Here are tips provided by Dr. B. Daily for dealing with high blood pressure:

 

1- Follow a healthy diet

 

You must follow a healthy diet useful for preventing high blood pressure, such as the Mediterranean diet, by adding olive oil, flaxseeds, marine products, whole grains, fruits, vegetables, and low-fat dairy products and reducing saturated fats and cholesterol.

 

Potassium is an important mineral that helps lower blood pressure, and the most prominent potassium-containing foods are sweet potatoes, oranges, avocados, and seeds.

 

2- Doing daily sports activities

 

Daily exercise with certain exercises and within reasonable limits based on age helps lower blood pressure, and exercise should not cause your heart rate to exceed the maximum limit set by your doctor.

 

3- Quit smoking

 

Smoking causes high blood pressure due to nicotine and chemicals that damage blood vessels, so it is advised to quit smoking.

 

4- Reducing salt in the diet

 

Consuming salt in the daily diet leads to an increase in blood pressure, and reducing salt reduces blood pressure by approximately 5 to 6 mmHg.

 

5- Relax and sleep well at night

 

It is recommended to get enough sleep to maintain cardiovascular health.
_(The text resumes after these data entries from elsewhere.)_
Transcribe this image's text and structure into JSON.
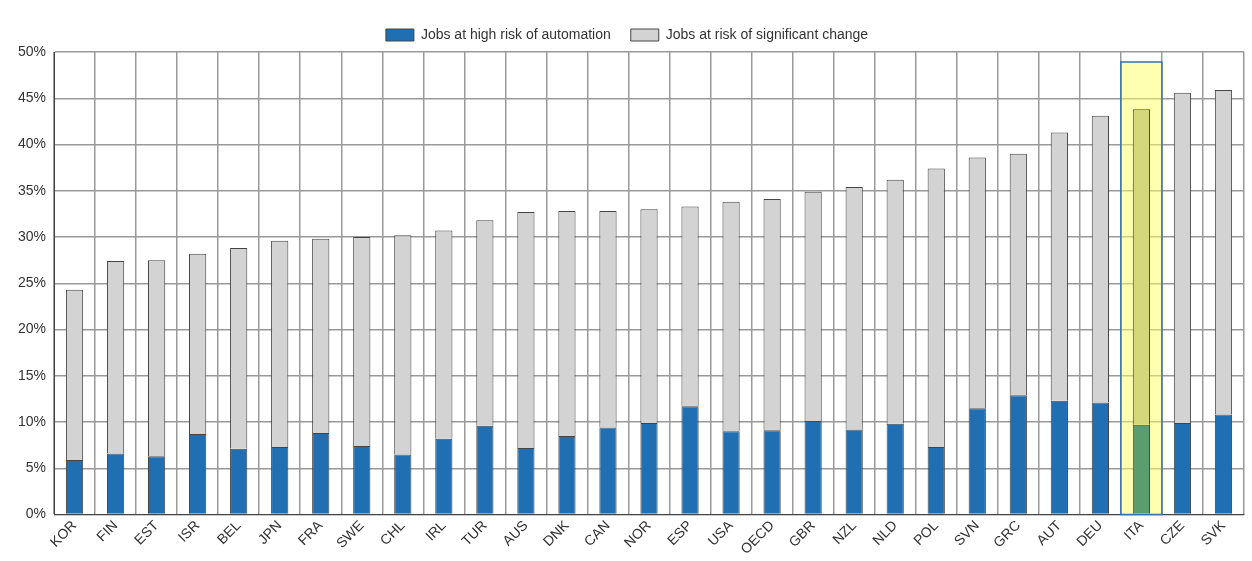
{
  "chart_data": {
    "type": "bar",
    "stacked": true,
    "categories": [
      "KOR",
      "FIN",
      "EST",
      "ISR",
      "BEL",
      "JPN",
      "FRA",
      "SWE",
      "CHL",
      "IRL",
      "TUR",
      "AUS",
      "DNK",
      "CAN",
      "NOR",
      "ESP",
      "USA",
      "OECD",
      "GBR",
      "NZL",
      "NLD",
      "POL",
      "SVN",
      "GRC",
      "AUT",
      "DEU",
      "ITA",
      "CZE",
      "SVK"
    ],
    "series": [
      {
        "name": "Jobs at high risk of automation",
        "color": "#1f6fb2",
        "colors": [
          "#1f6fb2",
          "#1f6fb2",
          "#1f6fb2",
          "#1f6fb2",
          "#1f6fb2",
          "#1f6fb2",
          "#1f6fb2",
          "#1f6fb2",
          "#1f6fb2",
          "#1f6fb2",
          "#1f6fb2",
          "#1f6fb2",
          "#1f6fb2",
          "#1f6fb2",
          "#1f6fb2",
          "#1f6fb2",
          "#1f6fb2",
          "#1f6fb2",
          "#1f6fb2",
          "#1f6fb2",
          "#1f6fb2",
          "#1f6fb2",
          "#1f6fb2",
          "#1f6fb2",
          "#1f6fb2",
          "#1f6fb2",
          "#5a9e6f",
          "#1f6fb2",
          "#1f6fb2"
        ],
        "values": [
          5.9,
          6.6,
          6.3,
          8.7,
          7.1,
          7.3,
          8.8,
          7.4,
          6.5,
          8.2,
          9.6,
          7.2,
          8.5,
          9.4,
          9.9,
          11.7,
          9.0,
          9.1,
          10.1,
          9.2,
          9.8,
          7.3,
          11.5,
          12.9,
          12.3,
          12.1,
          9.7,
          9.9,
          10.8
        ]
      },
      {
        "name": "Jobs at risk of significant change",
        "color": "#d3d3d3",
        "colors": [
          "#d3d3d3",
          "#d3d3d3",
          "#d3d3d3",
          "#d3d3d3",
          "#d3d3d3",
          "#d3d3d3",
          "#d3d3d3",
          "#d3d3d3",
          "#d3d3d3",
          "#d3d3d3",
          "#d3d3d3",
          "#d3d3d3",
          "#d3d3d3",
          "#d3d3d3",
          "#d3d3d3",
          "#d3d3d3",
          "#d3d3d3",
          "#d3d3d3",
          "#d3d3d3",
          "#d3d3d3",
          "#d3d3d3",
          "#d3d3d3",
          "#d3d3d3",
          "#d3d3d3",
          "#d3d3d3",
          "#d3d3d3",
          "#d4d87a",
          "#d3d3d3",
          "#d3d3d3"
        ],
        "values": [
          18.4,
          20.8,
          21.2,
          19.5,
          21.7,
          22.3,
          21.0,
          22.6,
          23.7,
          22.5,
          22.2,
          25.5,
          24.3,
          23.4,
          23.1,
          21.6,
          24.8,
          25.0,
          24.8,
          26.2,
          26.4,
          30.1,
          27.1,
          26.1,
          29.0,
          31.0,
          34.1,
          35.7,
          35.1
        ]
      }
    ],
    "ylim": [
      0,
      50
    ],
    "yticks": [
      {
        "value": 0,
        "label": "0%"
      },
      {
        "value": 5,
        "label": "5%"
      },
      {
        "value": 10,
        "label": "10%"
      },
      {
        "value": 15,
        "label": "15%"
      },
      {
        "value": 20,
        "label": "20%"
      },
      {
        "value": 25,
        "label": "25%"
      },
      {
        "value": 30,
        "label": "30%"
      },
      {
        "value": 35,
        "label": "35%"
      },
      {
        "value": 40,
        "label": "40%"
      },
      {
        "value": 45,
        "label": "45%"
      },
      {
        "value": 50,
        "label": "50%"
      }
    ],
    "bands": [
      {
        "axis": "x",
        "from": "ITA",
        "to": "ITA",
        "color": "#ffff66"
      }
    ],
    "grid": true,
    "legend": "top"
  }
}
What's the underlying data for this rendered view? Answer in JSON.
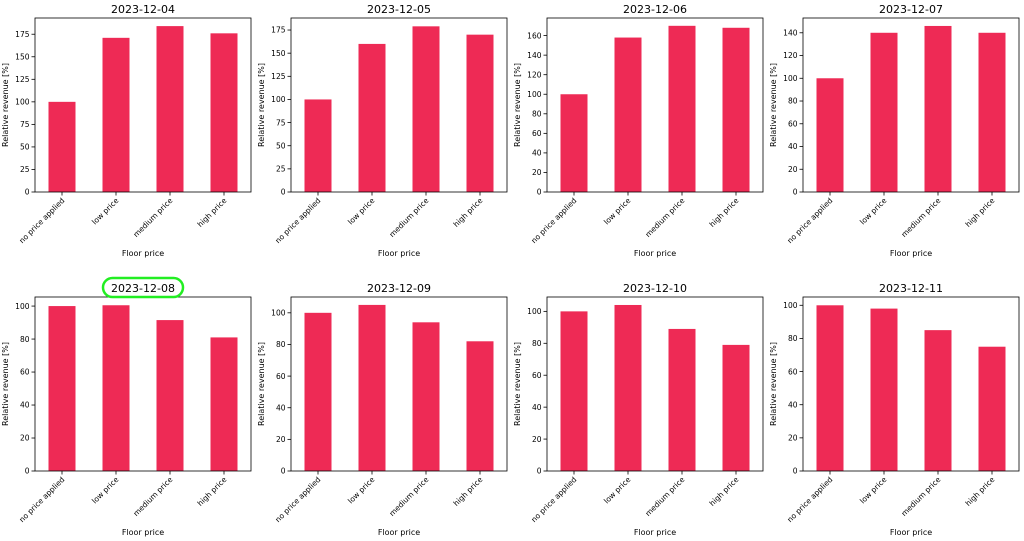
{
  "colors": {
    "bar": "#ee2a55",
    "highlight": "#22ee22"
  },
  "chart_data": [
    {
      "type": "bar",
      "title": "2023-12-04",
      "xlabel": "Floor price",
      "ylabel": "Relative revenue [%]",
      "categories": [
        "no price applied",
        "low price",
        "medium price",
        "high price"
      ],
      "values": [
        100,
        171,
        184,
        176
      ],
      "ylim": [
        0,
        193
      ],
      "yticks": [
        0,
        25,
        50,
        75,
        100,
        125,
        150,
        175
      ],
      "grid": false,
      "highlighted": false
    },
    {
      "type": "bar",
      "title": "2023-12-05",
      "xlabel": "Floor price",
      "ylabel": "Relative revenue [%]",
      "categories": [
        "no price applied",
        "low price",
        "medium price",
        "high price"
      ],
      "values": [
        100,
        160,
        179,
        170
      ],
      "ylim": [
        0,
        188
      ],
      "yticks": [
        0,
        25,
        50,
        75,
        100,
        125,
        150,
        175
      ],
      "grid": false,
      "highlighted": false
    },
    {
      "type": "bar",
      "title": "2023-12-06",
      "xlabel": "Floor price",
      "ylabel": "Relative revenue [%]",
      "categories": [
        "no price applied",
        "low price",
        "medium price",
        "high price"
      ],
      "values": [
        100,
        158,
        170,
        168
      ],
      "ylim": [
        0,
        178
      ],
      "yticks": [
        0,
        20,
        40,
        60,
        80,
        100,
        120,
        140,
        160
      ],
      "grid": false,
      "highlighted": false
    },
    {
      "type": "bar",
      "title": "2023-12-07",
      "xlabel": "Floor price",
      "ylabel": "Relative revenue [%]",
      "categories": [
        "no price applied",
        "low price",
        "medium price",
        "high price"
      ],
      "values": [
        100,
        140,
        146,
        140
      ],
      "ylim": [
        0,
        153
      ],
      "yticks": [
        0,
        20,
        40,
        60,
        80,
        100,
        120,
        140
      ],
      "grid": false,
      "highlighted": false
    },
    {
      "type": "bar",
      "title": "2023-12-08",
      "xlabel": "Floor price",
      "ylabel": "Relative revenue [%]",
      "categories": [
        "no price applied",
        "low price",
        "medium price",
        "high price"
      ],
      "values": [
        100,
        100.5,
        91.5,
        81
      ],
      "ylim": [
        0,
        105.5
      ],
      "yticks": [
        0,
        20,
        40,
        60,
        80,
        100
      ],
      "grid": false,
      "highlighted": true
    },
    {
      "type": "bar",
      "title": "2023-12-09",
      "xlabel": "Floor price",
      "ylabel": "Relative revenue [%]",
      "categories": [
        "no price applied",
        "low price",
        "medium price",
        "high price"
      ],
      "values": [
        100,
        105,
        94,
        82
      ],
      "ylim": [
        0,
        110
      ],
      "yticks": [
        0,
        20,
        40,
        60,
        80,
        100
      ],
      "grid": false,
      "highlighted": false
    },
    {
      "type": "bar",
      "title": "2023-12-10",
      "xlabel": "Floor price",
      "ylabel": "Relative revenue [%]",
      "categories": [
        "no price applied",
        "low price",
        "medium price",
        "high price"
      ],
      "values": [
        100,
        104,
        89,
        79
      ],
      "ylim": [
        0,
        109
      ],
      "yticks": [
        0,
        20,
        40,
        60,
        80,
        100
      ],
      "grid": false,
      "highlighted": false
    },
    {
      "type": "bar",
      "title": "2023-12-11",
      "xlabel": "Floor price",
      "ylabel": "Relative revenue [%]",
      "categories": [
        "no price applied",
        "low price",
        "medium price",
        "high price"
      ],
      "values": [
        100,
        98,
        85,
        75
      ],
      "ylim": [
        0,
        105
      ],
      "yticks": [
        0,
        20,
        40,
        60,
        80,
        100
      ],
      "grid": false,
      "highlighted": false
    }
  ]
}
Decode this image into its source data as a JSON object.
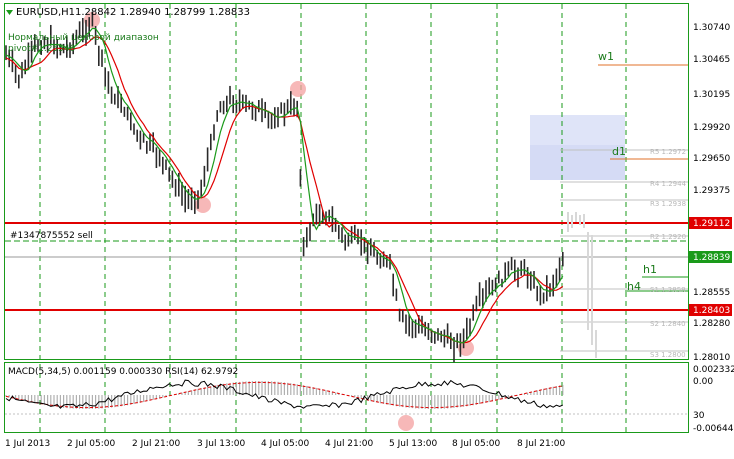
{
  "chart_header": {
    "collapse_icon": "triangle-down-icon",
    "symbol": "EURUSD,H1",
    "ohlc": "1.28842 1.28940 1.28799 1.28833"
  },
  "indicator_labels": {
    "range_line1": "Нормальный ценовой диапазон",
    "range_line2": "pivot#1.25540"
  },
  "order_label": "#1347875552 sell",
  "level_labels": {
    "w1": "w1",
    "d1": "d1",
    "h1": "h1",
    "h4": "h4",
    "r5": "R5 1.2972",
    "r4": "R4 1.2944",
    "r3": "R3 1.2938",
    "r2": "R2 1.2920",
    "s1": "S1 1.2858",
    "s2": "S2 1.2840",
    "s3": "S3 1.2800"
  },
  "price_axis": {
    "ticks": [
      "1.30740",
      "1.30465",
      "1.30195",
      "1.29920",
      "1.29650",
      "1.29375",
      "1.28555",
      "1.28280",
      "1.28010"
    ],
    "highlighted": [
      {
        "label": "1.29112",
        "color": "#e00000"
      },
      {
        "label": "1.28839",
        "color": "#1a9a1a"
      },
      {
        "label": "1.28403",
        "color": "#e00000"
      }
    ]
  },
  "subwindow": {
    "title": "MACD(5,34,5) 0.001159 0.000330 RSI(14) 62.9792",
    "ticks": [
      "0.002332",
      "0.00",
      "30",
      "-0.006443"
    ]
  },
  "time_axis": {
    "labels": [
      "1 Jul 2013",
      "2 Jul 05:00",
      "2 Jul 21:00",
      "3 Jul 13:00",
      "4 Jul 05:00",
      "4 Jul 21:00",
      "5 Jul 13:00",
      "8 Jul 05:00",
      "8 Jul 21:00"
    ]
  },
  "colors": {
    "grid": "#1a9a1a",
    "frame": "#1a9a1a",
    "bars": "#2a2a2a",
    "ma_fast": "#1a9a1a",
    "ma_slow": "#e00000",
    "level_red": "#e00000",
    "w1_line": "#e0702a",
    "pivot_box": "#dfe4f8",
    "rsi": "#e00000",
    "macd": "#000000"
  }
}
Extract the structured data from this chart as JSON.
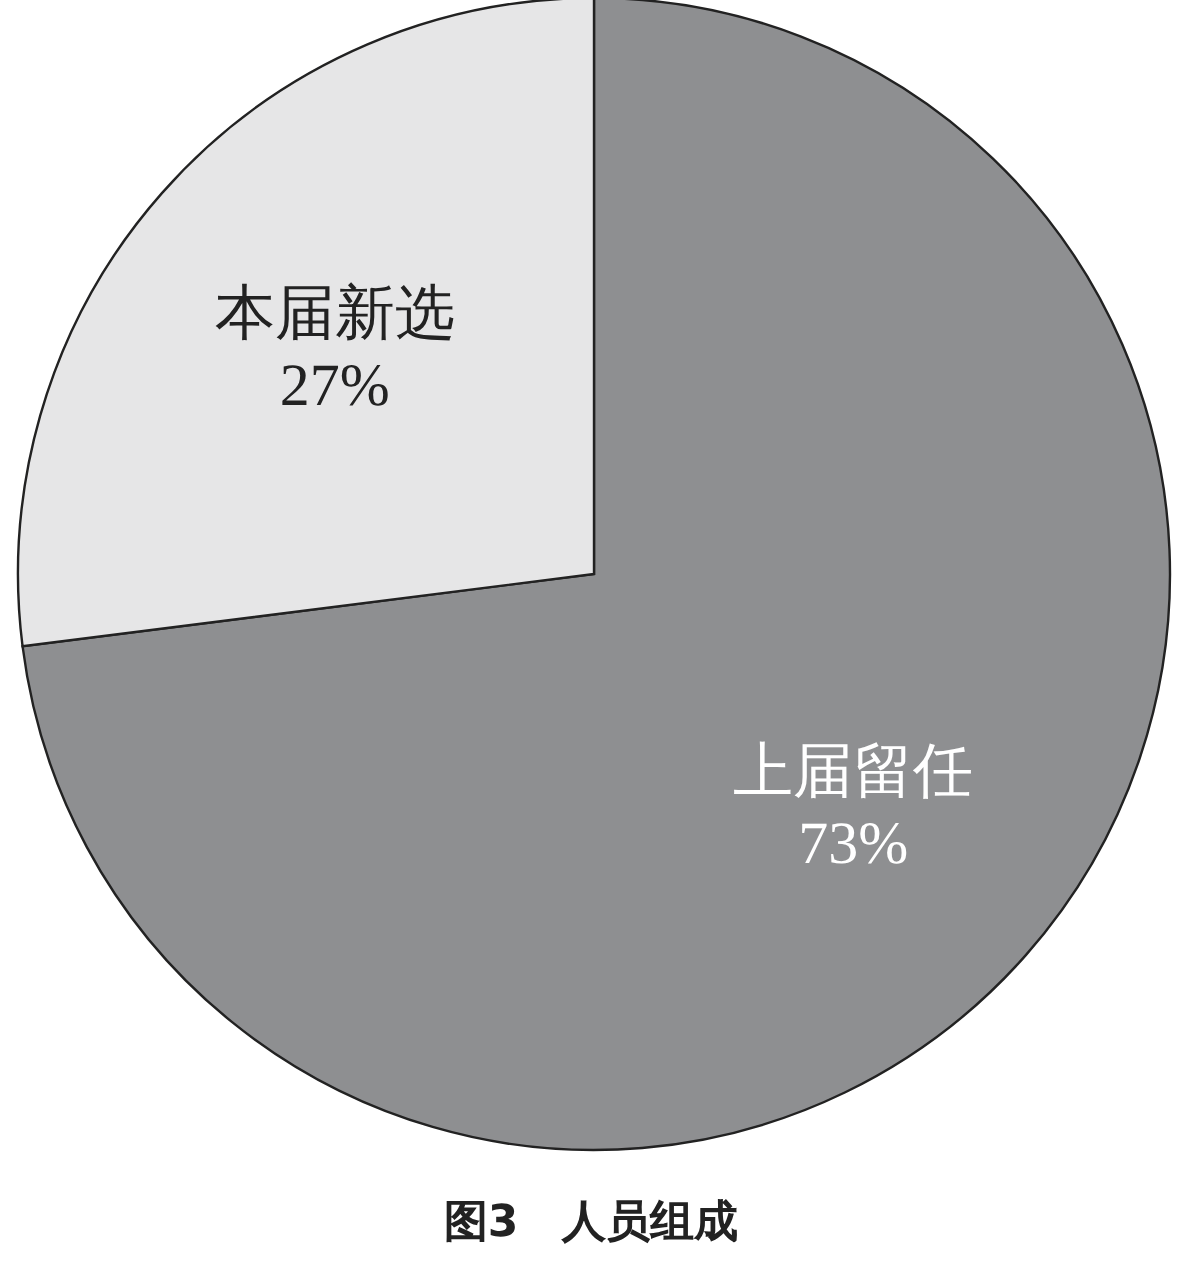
{
  "chart_data": {
    "type": "pie",
    "title": "图3　人员组成",
    "categories": [
      "上届留任",
      "本届新选"
    ],
    "values": [
      73,
      27
    ],
    "colors": [
      "#8e8f91",
      "#e6e6e7"
    ],
    "value_labels": [
      "73%",
      "27%"
    ]
  }
}
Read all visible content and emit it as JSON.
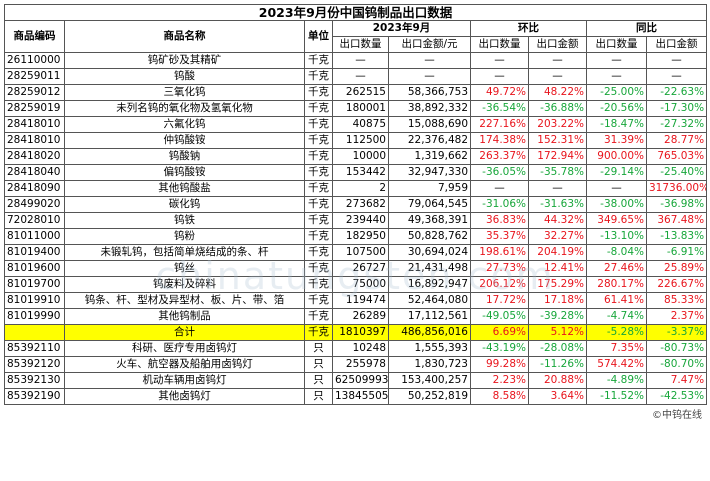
{
  "title": "2023年9月份中国钨制品出口数据",
  "headers": {
    "code": "商品编码",
    "name": "商品名称",
    "unit": "单位",
    "month": "2023年9月",
    "mom": "环比",
    "yoy": "同比",
    "qty": "出口数量",
    "amount": "出口金额/元",
    "qty2": "出口数量",
    "amount2": "出口金额",
    "qty3": "出口数量",
    "amount3": "出口金额"
  },
  "rows": [
    {
      "code": "26110000",
      "name": "钨矿砂及其精矿",
      "unit": "千克",
      "qty": "—",
      "amount": "—",
      "mom_qty": "—",
      "mom_amt": "—",
      "yoy_qty": "—",
      "yoy_amt": "—"
    },
    {
      "code": "28259011",
      "name": "钨酸",
      "unit": "千克",
      "qty": "—",
      "amount": "—",
      "mom_qty": "—",
      "mom_amt": "—",
      "yoy_qty": "—",
      "yoy_amt": "—"
    },
    {
      "code": "28259012",
      "name": "三氧化钨",
      "unit": "千克",
      "qty": "262515",
      "amount": "58,366,753",
      "mom_qty": "49.72%",
      "mom_amt": "48.22%",
      "yoy_qty": "-25.00%",
      "yoy_amt": "-22.63%"
    },
    {
      "code": "28259019",
      "name": "未列名钨的氧化物及氢氧化物",
      "unit": "千克",
      "qty": "180001",
      "amount": "38,892,332",
      "mom_qty": "-36.54%",
      "mom_amt": "-36.88%",
      "yoy_qty": "-20.56%",
      "yoy_amt": "-17.30%"
    },
    {
      "code": "28418010",
      "name": "六氟化钨",
      "unit": "千克",
      "qty": "40875",
      "amount": "15,088,690",
      "mom_qty": "227.16%",
      "mom_amt": "203.22%",
      "yoy_qty": "-18.47%",
      "yoy_amt": "-27.32%"
    },
    {
      "code": "28418010",
      "name": "仲钨酸铵",
      "unit": "千克",
      "qty": "112500",
      "amount": "22,376,482",
      "mom_qty": "174.38%",
      "mom_amt": "152.31%",
      "yoy_qty": "31.39%",
      "yoy_amt": "28.77%"
    },
    {
      "code": "28418020",
      "name": "钨酸钠",
      "unit": "千克",
      "qty": "10000",
      "amount": "1,319,662",
      "mom_qty": "263.37%",
      "mom_amt": "172.94%",
      "yoy_qty": "900.00%",
      "yoy_amt": "765.03%"
    },
    {
      "code": "28418040",
      "name": "偏钨酸铵",
      "unit": "千克",
      "qty": "153442",
      "amount": "32,947,330",
      "mom_qty": "-36.05%",
      "mom_amt": "-35.78%",
      "yoy_qty": "-29.14%",
      "yoy_amt": "-25.40%"
    },
    {
      "code": "28418090",
      "name": "其他钨酸盐",
      "unit": "千克",
      "qty": "2",
      "amount": "7,959",
      "mom_qty": "—",
      "mom_amt": "—",
      "yoy_qty": "—",
      "yoy_amt": "31736.00%"
    },
    {
      "code": "28499020",
      "name": "碳化钨",
      "unit": "千克",
      "qty": "273682",
      "amount": "79,064,545",
      "mom_qty": "-31.06%",
      "mom_amt": "-31.63%",
      "yoy_qty": "-38.00%",
      "yoy_amt": "-36.98%"
    },
    {
      "code": "72028010",
      "name": "钨铁",
      "unit": "千克",
      "qty": "239440",
      "amount": "49,368,391",
      "mom_qty": "36.83%",
      "mom_amt": "44.32%",
      "yoy_qty": "349.65%",
      "yoy_amt": "367.48%"
    },
    {
      "code": "81011000",
      "name": "钨粉",
      "unit": "千克",
      "qty": "182950",
      "amount": "50,828,762",
      "mom_qty": "35.37%",
      "mom_amt": "32.27%",
      "yoy_qty": "-13.10%",
      "yoy_amt": "-13.83%"
    },
    {
      "code": "81019400",
      "name": "未锻轧钨，包括简单烧结成的条、杆",
      "unit": "千克",
      "qty": "107500",
      "amount": "30,694,024",
      "mom_qty": "198.61%",
      "mom_amt": "204.19%",
      "yoy_qty": "-8.04%",
      "yoy_amt": "-6.91%"
    },
    {
      "code": "81019600",
      "name": "钨丝",
      "unit": "千克",
      "qty": "26727",
      "amount": "21,431,498",
      "mom_qty": "27.73%",
      "mom_amt": "12.41%",
      "yoy_qty": "27.46%",
      "yoy_amt": "25.89%"
    },
    {
      "code": "81019700",
      "name": "钨废料及碎料",
      "unit": "千克",
      "qty": "75000",
      "amount": "16,892,947",
      "mom_qty": "206.12%",
      "mom_amt": "175.29%",
      "yoy_qty": "280.17%",
      "yoy_amt": "226.67%"
    },
    {
      "code": "81019910",
      "name": "钨条、杆、型材及异型材、板、片、带、箔",
      "unit": "千克",
      "qty": "119474",
      "amount": "52,464,080",
      "mom_qty": "17.72%",
      "mom_amt": "17.18%",
      "yoy_qty": "61.41%",
      "yoy_amt": "85.33%"
    },
    {
      "code": "81019990",
      "name": "其他钨制品",
      "unit": "千克",
      "qty": "26289",
      "amount": "17,112,561",
      "mom_qty": "-49.05%",
      "mom_amt": "-39.28%",
      "yoy_qty": "-4.74%",
      "yoy_amt": "2.37%"
    },
    {
      "code": "",
      "name": "合计",
      "unit": "千克",
      "qty": "1810397",
      "amount": "486,856,016",
      "mom_qty": "6.69%",
      "mom_amt": "5.12%",
      "yoy_qty": "-5.28%",
      "yoy_amt": "-3.37%",
      "total": true
    },
    {
      "code": "85392110",
      "name": "科研、医疗专用卤钨灯",
      "unit": "只",
      "qty": "10248",
      "amount": "1,555,393",
      "mom_qty": "-43.19%",
      "mom_amt": "-28.08%",
      "yoy_qty": "7.35%",
      "yoy_amt": "-80.73%"
    },
    {
      "code": "85392120",
      "name": "火车、航空器及船舶用卤钨灯",
      "unit": "只",
      "qty": "255978",
      "amount": "1,830,723",
      "mom_qty": "99.28%",
      "mom_amt": "-11.26%",
      "yoy_qty": "574.42%",
      "yoy_amt": "-80.70%"
    },
    {
      "code": "85392130",
      "name": "机动车辆用卤钨灯",
      "unit": "只",
      "qty": "62509993",
      "amount": "153,400,257",
      "mom_qty": "2.23%",
      "mom_amt": "20.88%",
      "yoy_qty": "-4.89%",
      "yoy_amt": "7.47%"
    },
    {
      "code": "85392190",
      "name": "其他卤钨灯",
      "unit": "只",
      "qty": "13845505",
      "amount": "50,252,819",
      "mom_qty": "8.58%",
      "mom_amt": "3.64%",
      "yoy_qty": "-11.52%",
      "yoy_amt": "-42.53%"
    }
  ],
  "watermark": "chinatungsten.com",
  "credit": "©中钨在线",
  "colors": {
    "positive": "#e8141c",
    "negative": "#17a63a",
    "total_bg": "#ffff00"
  }
}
Low quality sleep, less than 6 hours per night, can contribute to high blood pressure.

 

6- Stay away from stress and anxiety

 

It is advised to stay away from factors that cause stress and psychological anxiety, as they contribute in the long term to high blood pressure.

 

7- Reduce or avoid caffeine

 

Caffeine – found in tea, coffee, etc. – leads to a sudden rise in blood pressure, so it is best to limit the amount of caffeine ingested.